Tips for Business Start Ups: Who Loves Ya, Baby?

Beatrice and Benedict are egg cooks par excellence. What they don’t know about how to cook an egg – scrambling, poaching, filleting – isn’t worth knowing about and over the last couple of years they have carved out a small but ongoing enterprise in Manchester fulfilling their customers every ab ovo need.

True, it’s quite a niche market and they don’t have a lot of customers – but it’s big enough to help them pay their cooping needs. They’ve reached the point though that the constant scratching around in the dirt for some more regular income has gotten tiring and they’re faced with an unpleasant truth: it’s time to either give up or grow up and turn their eggy activities into an egg-citing new business start up.

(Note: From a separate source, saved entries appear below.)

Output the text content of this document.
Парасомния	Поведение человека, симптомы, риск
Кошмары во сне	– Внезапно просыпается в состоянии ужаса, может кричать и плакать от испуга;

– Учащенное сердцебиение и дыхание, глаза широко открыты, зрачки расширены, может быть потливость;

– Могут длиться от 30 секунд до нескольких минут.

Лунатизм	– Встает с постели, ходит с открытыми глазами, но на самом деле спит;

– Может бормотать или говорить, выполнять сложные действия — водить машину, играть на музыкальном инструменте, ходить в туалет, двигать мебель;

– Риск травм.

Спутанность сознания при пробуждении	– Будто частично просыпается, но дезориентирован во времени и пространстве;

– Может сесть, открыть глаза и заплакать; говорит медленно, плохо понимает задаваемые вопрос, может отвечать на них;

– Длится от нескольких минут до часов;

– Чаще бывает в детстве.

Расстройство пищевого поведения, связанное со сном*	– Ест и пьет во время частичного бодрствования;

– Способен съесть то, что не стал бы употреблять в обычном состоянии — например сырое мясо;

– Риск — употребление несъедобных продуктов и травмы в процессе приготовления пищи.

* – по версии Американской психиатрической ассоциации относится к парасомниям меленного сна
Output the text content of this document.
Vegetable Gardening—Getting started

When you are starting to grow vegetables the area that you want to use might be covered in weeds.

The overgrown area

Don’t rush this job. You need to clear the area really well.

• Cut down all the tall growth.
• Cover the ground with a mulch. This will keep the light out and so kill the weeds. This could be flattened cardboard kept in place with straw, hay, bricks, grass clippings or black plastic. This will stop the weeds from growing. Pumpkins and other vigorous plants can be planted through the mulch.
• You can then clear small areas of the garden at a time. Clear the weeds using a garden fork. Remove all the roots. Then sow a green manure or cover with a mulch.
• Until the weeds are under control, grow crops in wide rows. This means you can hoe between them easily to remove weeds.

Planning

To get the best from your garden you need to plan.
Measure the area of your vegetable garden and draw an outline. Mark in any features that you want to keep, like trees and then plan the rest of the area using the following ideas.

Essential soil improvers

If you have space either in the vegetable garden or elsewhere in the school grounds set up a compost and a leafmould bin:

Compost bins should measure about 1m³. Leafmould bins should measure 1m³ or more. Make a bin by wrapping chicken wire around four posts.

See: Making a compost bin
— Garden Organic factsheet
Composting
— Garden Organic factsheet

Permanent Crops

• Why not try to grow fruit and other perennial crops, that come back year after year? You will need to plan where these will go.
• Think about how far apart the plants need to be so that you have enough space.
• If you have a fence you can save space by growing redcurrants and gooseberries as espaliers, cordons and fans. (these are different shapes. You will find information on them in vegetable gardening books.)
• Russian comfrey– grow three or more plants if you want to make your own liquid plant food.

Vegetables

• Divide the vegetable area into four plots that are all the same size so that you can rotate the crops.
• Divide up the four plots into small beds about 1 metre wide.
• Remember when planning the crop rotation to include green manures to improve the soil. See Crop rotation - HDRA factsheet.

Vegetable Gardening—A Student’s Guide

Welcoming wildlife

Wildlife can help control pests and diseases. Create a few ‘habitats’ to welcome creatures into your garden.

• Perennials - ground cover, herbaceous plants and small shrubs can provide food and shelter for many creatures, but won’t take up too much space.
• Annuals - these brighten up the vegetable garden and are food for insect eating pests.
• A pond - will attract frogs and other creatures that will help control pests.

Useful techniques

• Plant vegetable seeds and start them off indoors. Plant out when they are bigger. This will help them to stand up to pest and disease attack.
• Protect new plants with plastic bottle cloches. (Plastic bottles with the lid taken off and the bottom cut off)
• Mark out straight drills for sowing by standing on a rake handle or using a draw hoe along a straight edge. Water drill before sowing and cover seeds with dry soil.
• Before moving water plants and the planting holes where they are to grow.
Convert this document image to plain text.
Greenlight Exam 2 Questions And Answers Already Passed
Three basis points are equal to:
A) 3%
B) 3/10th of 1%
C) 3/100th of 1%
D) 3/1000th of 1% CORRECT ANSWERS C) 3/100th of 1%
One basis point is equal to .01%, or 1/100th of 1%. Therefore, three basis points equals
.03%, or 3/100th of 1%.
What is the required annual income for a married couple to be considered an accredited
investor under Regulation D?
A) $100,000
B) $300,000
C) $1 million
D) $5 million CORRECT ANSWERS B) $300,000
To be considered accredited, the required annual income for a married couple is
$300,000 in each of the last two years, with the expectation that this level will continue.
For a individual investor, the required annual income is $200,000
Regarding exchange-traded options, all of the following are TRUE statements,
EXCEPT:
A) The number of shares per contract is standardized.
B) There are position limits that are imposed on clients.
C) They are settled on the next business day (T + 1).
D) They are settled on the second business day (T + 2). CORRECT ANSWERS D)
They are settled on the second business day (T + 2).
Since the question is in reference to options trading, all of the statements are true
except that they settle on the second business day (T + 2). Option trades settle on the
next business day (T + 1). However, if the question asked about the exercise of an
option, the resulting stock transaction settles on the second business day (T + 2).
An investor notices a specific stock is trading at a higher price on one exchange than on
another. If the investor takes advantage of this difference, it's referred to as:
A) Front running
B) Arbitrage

They’re approaching this choice with a degree of trepidation. They’ve both been comfortable so far and are still wrestling with why they should go down the business start up route. They’re particularly struggling with what running a business means – things like insurance, budgets and corporation tax. ‘Why do we have to get into all this nonsense?‘ muses Benedict.

It’s a good question. Why would anyone want to shift working on what they love into working on activities which fill them with dread? They’ve spent years avoiding the skill sets needed to run a business and have run miles from the drudgery they see that defines what running a business means.

But the fact is that if they want to grow, if they want to place their work on a wider public stage and share their love for eggs and their innumerable ways of being cooked, they will have to bring another skill set in to their cosy partnership.

This doesn’t mean that they have to involve someone just like them. Quite the contrary: they need to bring in someone who has no idea about how to coddle an egg – and even less desire to want to learn how to coddle one – but who does know how to communicate the benefits of the process, who can generate enthusiasm for eggs a la Beatrice and Benedict and who knows how to present the consequences of their activities to those distant authorities of the tax man and bank woman.

The first step for them is to find someone who loves them and their work as much as they love producing it; someone who can get enthused about the range of eggy product available and who can communicate that enthusiasm to customers who don’t yet know they’re customers.

This isn’t a straightforward process; in business as in life, finding someone who loves ya is never a straight forward process. But to misquote Kojak’s rhetorical question, ‘Who Loves Us, Baby?’ is a question new start ups would be well worth asking themselves in the search for not only new customers but new advocates, sellers and followers.

The trick is that you have to love them and what they bring to the business and not expect them to be just like you with your own preference for sunny side up.